Norcia was founded by the Sabines, set against the Sibylline Mountains. According to historians the area was inhabited right from the Neolithic age but the first records of continuous settlement date back to the 8th century BC. It really developed at the end of the 5th century BC and its name came from the Etruscan name “Norsia” (the name of the Etruscan goddess of fortune).
Another theory instead maintains that the name originates from Urso, the name of the ancient builder of the town.

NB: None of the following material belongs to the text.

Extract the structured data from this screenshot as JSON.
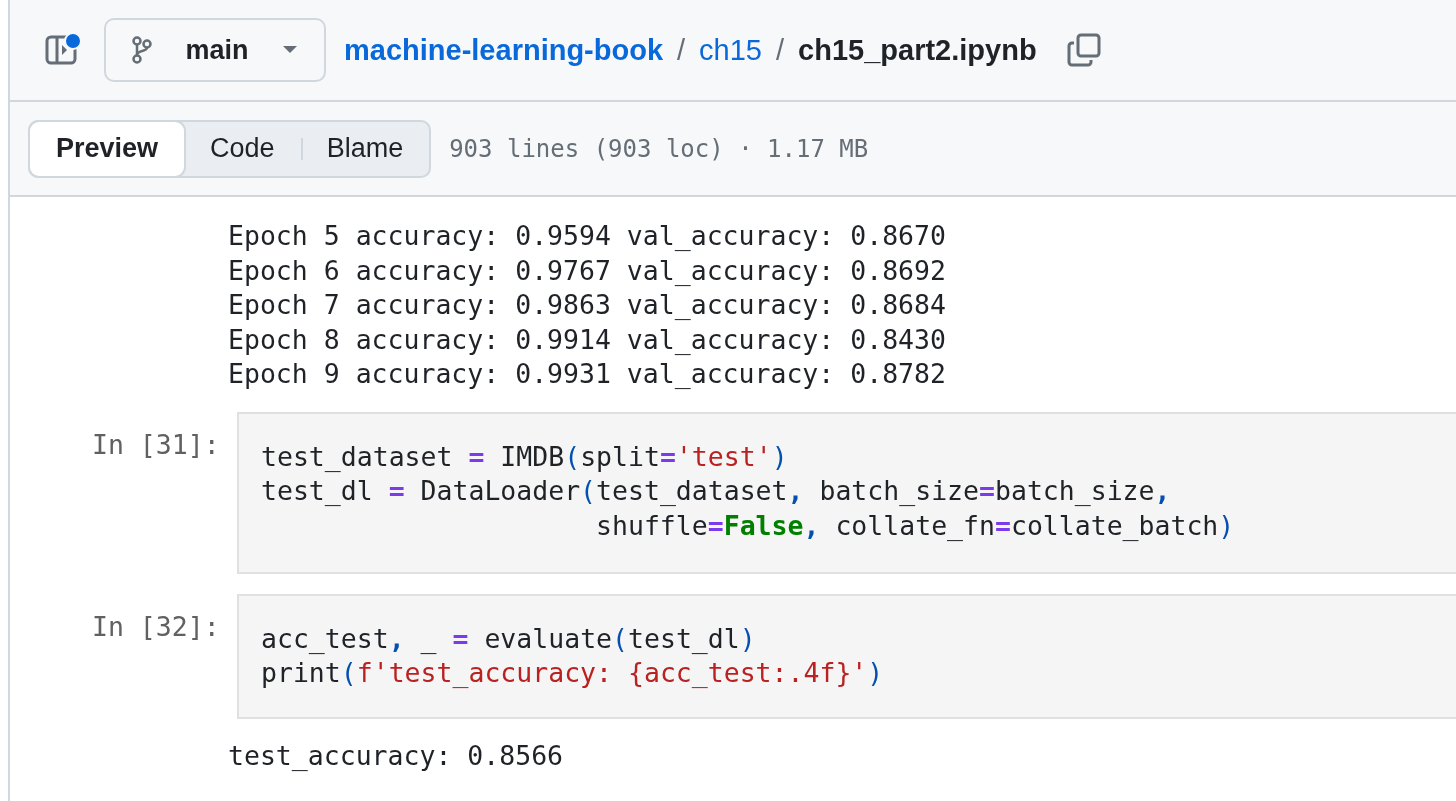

Ancient Nursia, as it was also known in Latin, was celebrated in the works of Livy, Plutarch and Virgil. In the Aeneid Virgil mentioned the commander of the Norcian troops, Ufens, alongside Turnus, in the fight against Aeneas. It went on record for the first time in 205 BC, when it offered Scipio, in the alliance with Rome, some volunteers, together with the towns of Rieti and Amiternum, during the 2nd Punic War. In the 2nd century BC Norcia was raised to the rank of Prefecture and then to that of Roman Municipality in the fourth region of the Sabine period.
Set against the fully intact surrounding walls of the town of Norcia are the water meadows (“marcite” in Italian) – zones where water, collected and rationally redistributed by a canal system invented by the Benedictine monks in around 400-500 BC, continuously inundates, in a controlled manner for long periods of the year, extensive areas of land, thus permitting an abundant hay harvest.